There, Beat Radio pushed a whopping 20 watts of power out across a three mile-or-so radius from Loring Park, "From downtown to Uptown," as Freed is fond of saying.

But FCC rules are FCC rules, and under those rules a licensed station as far away as Rochester can, and did, charge interference. However implausible the reality of any interference, the charge by a licensed broadcaster was enough to bring the feds down on Beat Radio.

Enter the FCC agents. Exit Freed's transmitting equipment. And commence expensive legal action to make some sense of the whole situation.

Since that fateful night Freed, 36, editor of the music trade magazine Impact, a veteran of four Twin Cities stations including KMOJ-FM and a man with connections to a certain rebel tier of legitimate broadcasters in town, has negotiated Beat Radio back into a semblance of exposure. In November 1997, KFAI-FM (90.3, 106.7 in the Twin Cities) gave Freed and Beat Radio three hours a week, from 2 to 5 a.m. Mondays.
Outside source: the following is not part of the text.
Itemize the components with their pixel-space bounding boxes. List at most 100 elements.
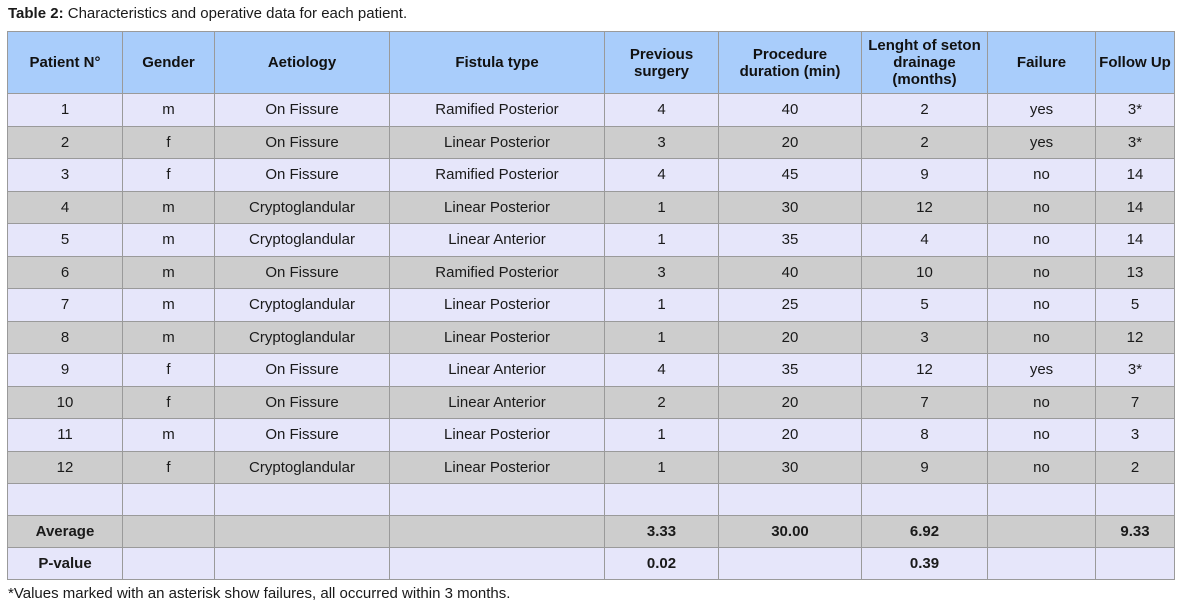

Then, in mid-February 1998, Freed cooked a deal with the Children's Broadcast Co., parent company of kiddie-oriented Radio Aahs at 1280 AM, WWTC. Until Sept. 1, when CBC expects to close a sale to a new Catholic network out of San Diego, Freed will continue broadcasting Beat Radio from 6 p.m. to 6 a.m. Better yet, the deal gives Freed and Beat Radio access to 10 other stations -- all AMs -- in the CBC network. (Freed says response has been best "in Phoenix, Denver and here.")

One aspect of the format is sets programmed by DJs from local dance clubs. But Beat Radio proved popular enough with other respected programmers that such cult figures as former REV-105 jocks Kevin Cole and Shawn Stewart also file sets, via Digital Audio Tape, from their new homes in Seattle and Philadelphia, respectively.

"But after (Sept. 1)," says Freed, "I have no idea what will happen. It's back into the netherworld, I guess."